When football spring practice and its aftermath were happening in 1968, there were definite undercurrents that would affect the program for at least the next 25 years.

During that time, the Vols were trying to replace stalwarts Bob Johnson, John Boynton, Joe Graham, Charlie Fulton, Elliott Gammage, Dewey Warren, Jimmy Glover, Albert Dorsey, Derrick Weatherford, Walter Chadwick and others, all of whom helped lead the way to the SEC title and a share of the national title a season earlier.

At Neyland Stadium, work was ongoing on the new east side upper deck and auxiliary scoreboard. The picture shows seats being installed in what would become Section FF.

It was definitely a hectic time.

As Tom Siler reported, AD Bob Woodruff had received a call in the spring of 1968 from 3M that there was a new synthetic field available that might alleviate concerns about field maintenance and all those other pesky problems associated with a grass field.
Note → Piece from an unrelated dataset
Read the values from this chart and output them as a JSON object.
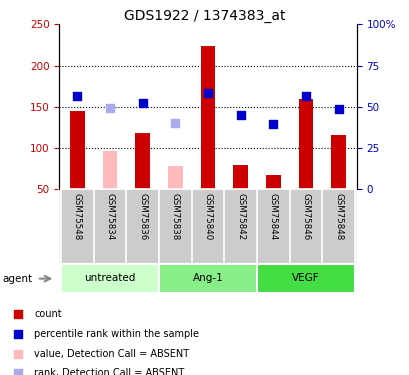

Head coach Doug Dickey and Woodruff made a trip to St. Paul, Minnesota, and followed up with some hasty consultations with the power brokers. After that, Tennessee joined Wisconsin in having a field covered in artificial turf in 1968 at a cost of $230,000, equivalent to $2,072,300 today.

The field became popularly known as “Doug’s Rug,” a tribute to the ultra-successful Tennessee head coach. It wasn’t long before nearly everybody in the SEC, save LSU, Auburn, Georgia and Mississippi State, had some form of the fake stuff. Someone called the new surface “pretend grass.”
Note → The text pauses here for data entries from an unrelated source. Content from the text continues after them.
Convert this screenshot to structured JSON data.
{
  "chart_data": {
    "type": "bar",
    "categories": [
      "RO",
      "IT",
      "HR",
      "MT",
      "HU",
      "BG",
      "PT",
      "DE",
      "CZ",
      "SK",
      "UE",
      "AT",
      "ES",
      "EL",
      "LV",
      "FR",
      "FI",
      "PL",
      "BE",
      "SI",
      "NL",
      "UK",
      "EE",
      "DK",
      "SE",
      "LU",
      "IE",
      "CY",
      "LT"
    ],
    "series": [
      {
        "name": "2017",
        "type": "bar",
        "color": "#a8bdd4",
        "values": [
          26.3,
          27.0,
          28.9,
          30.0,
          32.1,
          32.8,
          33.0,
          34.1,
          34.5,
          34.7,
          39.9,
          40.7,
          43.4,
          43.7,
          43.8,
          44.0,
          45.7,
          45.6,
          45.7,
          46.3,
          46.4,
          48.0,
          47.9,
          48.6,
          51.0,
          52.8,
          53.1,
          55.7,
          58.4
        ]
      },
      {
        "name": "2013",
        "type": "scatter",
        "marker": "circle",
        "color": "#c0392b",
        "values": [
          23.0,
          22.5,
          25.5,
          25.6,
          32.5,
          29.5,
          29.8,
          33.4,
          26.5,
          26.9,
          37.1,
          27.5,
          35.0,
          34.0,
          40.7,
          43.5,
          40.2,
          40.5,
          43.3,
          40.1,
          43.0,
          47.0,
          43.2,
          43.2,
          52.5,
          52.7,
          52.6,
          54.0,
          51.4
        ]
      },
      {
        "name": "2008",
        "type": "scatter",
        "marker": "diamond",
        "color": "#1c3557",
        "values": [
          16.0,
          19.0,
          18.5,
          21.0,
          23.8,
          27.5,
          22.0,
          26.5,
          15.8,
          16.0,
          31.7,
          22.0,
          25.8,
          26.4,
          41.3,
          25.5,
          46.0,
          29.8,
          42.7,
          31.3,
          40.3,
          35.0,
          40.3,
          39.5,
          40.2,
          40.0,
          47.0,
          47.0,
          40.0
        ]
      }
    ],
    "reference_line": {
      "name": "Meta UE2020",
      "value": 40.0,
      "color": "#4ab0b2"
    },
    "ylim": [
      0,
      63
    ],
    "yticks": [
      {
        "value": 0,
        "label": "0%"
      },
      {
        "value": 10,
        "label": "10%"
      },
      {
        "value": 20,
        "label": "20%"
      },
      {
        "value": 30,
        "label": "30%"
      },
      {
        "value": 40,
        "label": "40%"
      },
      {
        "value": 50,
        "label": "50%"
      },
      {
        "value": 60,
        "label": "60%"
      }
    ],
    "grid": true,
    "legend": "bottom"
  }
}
“Tennessee fans accepted the news stoically,” Siler wrote.

The sod that had been so carefully maintained by John Deanie Hoskins and others over the years was torn asunder and would have black streaks on its surface about a year later. 3M’s competitors would fly their potential clients over the field to see the carnage.

Season-opening opponent Georgia, Siler wrote, was told of the new field surface by telegram June 17.
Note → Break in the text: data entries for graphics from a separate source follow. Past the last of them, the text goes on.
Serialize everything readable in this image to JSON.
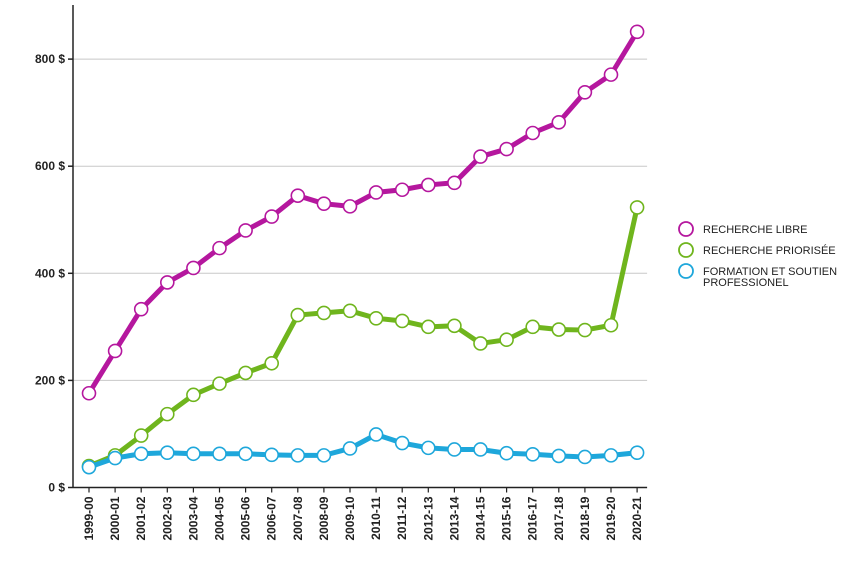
{
  "chart_data": {
    "type": "line",
    "title": "",
    "xlabel": "",
    "ylabel": "",
    "ylim": [
      0,
      900
    ],
    "yticks": [
      0,
      200,
      400,
      600,
      800
    ],
    "ytick_labels": [
      "0 $",
      "200 $",
      "400 $",
      "600 $",
      "800 $"
    ],
    "grid": "horizontal",
    "legend_position": "right",
    "categories": [
      "1999-00",
      "2000-01",
      "2001-02",
      "2002-03",
      "2003-04",
      "2004-05",
      "2005-06",
      "2006-07",
      "2007-08",
      "2008-09",
      "2009-10",
      "2010-11",
      "2011-12",
      "2012-13",
      "2013-14",
      "2014-15",
      "2015-16",
      "2016-17",
      "2017-18",
      "2018-19",
      "2019-20",
      "2020-21"
    ],
    "series": [
      {
        "name": "RECHERCHE LIBRE",
        "color": "#b5179e",
        "values": [
          176,
          255,
          333,
          383,
          410,
          447,
          480,
          506,
          545,
          530,
          525,
          551,
          556,
          565,
          569,
          618,
          632,
          662,
          682,
          738,
          771,
          851
        ]
      },
      {
        "name": "RECHERCHE PRIORISÉE",
        "color": "#6fb51d",
        "values": [
          40,
          60,
          97,
          137,
          173,
          194,
          214,
          232,
          322,
          326,
          330,
          316,
          311,
          300,
          302,
          269,
          276,
          300,
          295,
          294,
          303,
          523
        ]
      },
      {
        "name": "FORMATION ET SOUTIEN PROFESSIONEL",
        "label_lines": [
          "FORMATION ET SOUTIEN",
          " PROFESSIONEL"
        ],
        "color": "#1ea7db",
        "values": [
          38,
          55,
          63,
          65,
          63,
          63,
          63,
          61,
          60,
          60,
          73,
          99,
          83,
          74,
          71,
          71,
          64,
          62,
          59,
          57,
          60,
          65
        ]
      }
    ]
  }
}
The Bulldogs were appearing on the Vol schedule for the first time since 1937 in a nationally–televised contest on ABC on Sept. 14. Kickoff was 4 p.m. A record crowd of 60,603 showed up for the late afternoon encounter.

It had been quite an early summer for Georgia head coach Vince Dooley. He was preparing for a trip to Knoxville to open his season, one that would yield the Bulldogs an SEC title, their second in three years. On June 10, he celebrated the birth of son Derek, who would become an integral part of Tennessee football history in the years to come.

Georgia athletic director Joe Eaves was not dazzled by the news. “It’s a radical move that should have been considered by the conference,” Eaves said. “Why didn’t Tennessee bring this matter up when all of us met in Biloxi in May?”

Eaves said Georgia was thinking about voiding the contract. “Maybe Tennessee can just put on an intrasquad game for the TV audience.”

There was much ado about the deal from the Georgia perspective. There was even some poetry, or what passed for poetry, Siler wrote. One missive concluded as follows, penned by Col. Tom Rogers.

“And when the final score is in, on that Saturday P.M., You won’t have to blame the loss on Dooley, just blame it on 3M.”

The game was a classic. Dan Jenkins and photographer Walter Iooss Jr. showed up from Sports Illustrated, and the game story (“Rouser on a Rug”) was prominently featured in the next week’s issue.

The Vols and Bulldogs were the lead story. Denny McLain had won his 30th game for the Detroit Tigers earlier in the afternoon. He and Al Kaline earned the cover and a two-page story.

The game went past the allotted 60 minutes as quarterback Bubba Wyche threw a TD pass to wideout Gary Kreis that he bobbled. The ball somehow ended up in Gary’s grasp. Bubba then tossed a two-point conversion pass to tight end Ken DeLong.

Did Kreis catch the ball? That depends on your perspective. “It’s never too late to right a wrong,” one Georgia fan wrote Kreis, “Why don’t you ‘confess’?”

Kreis told media that the fan “also told me to stay out of Georgia.”

A year later, Kreis was on the Vol travel squad when the Vols played at Sanford Stadium in Athens on Nov. 1, winning 17-3 under less-than-ideal weather conditions.

Some form of artificial turf stayed on Shields-Watkins Field through the 1993 season. The artificial stuff was then pulled up, and grass has adorned the legendary field from that point on. Vol groundskeeper Bobby Campbell led the way, as happiness reigned supreme across Big Orange Country.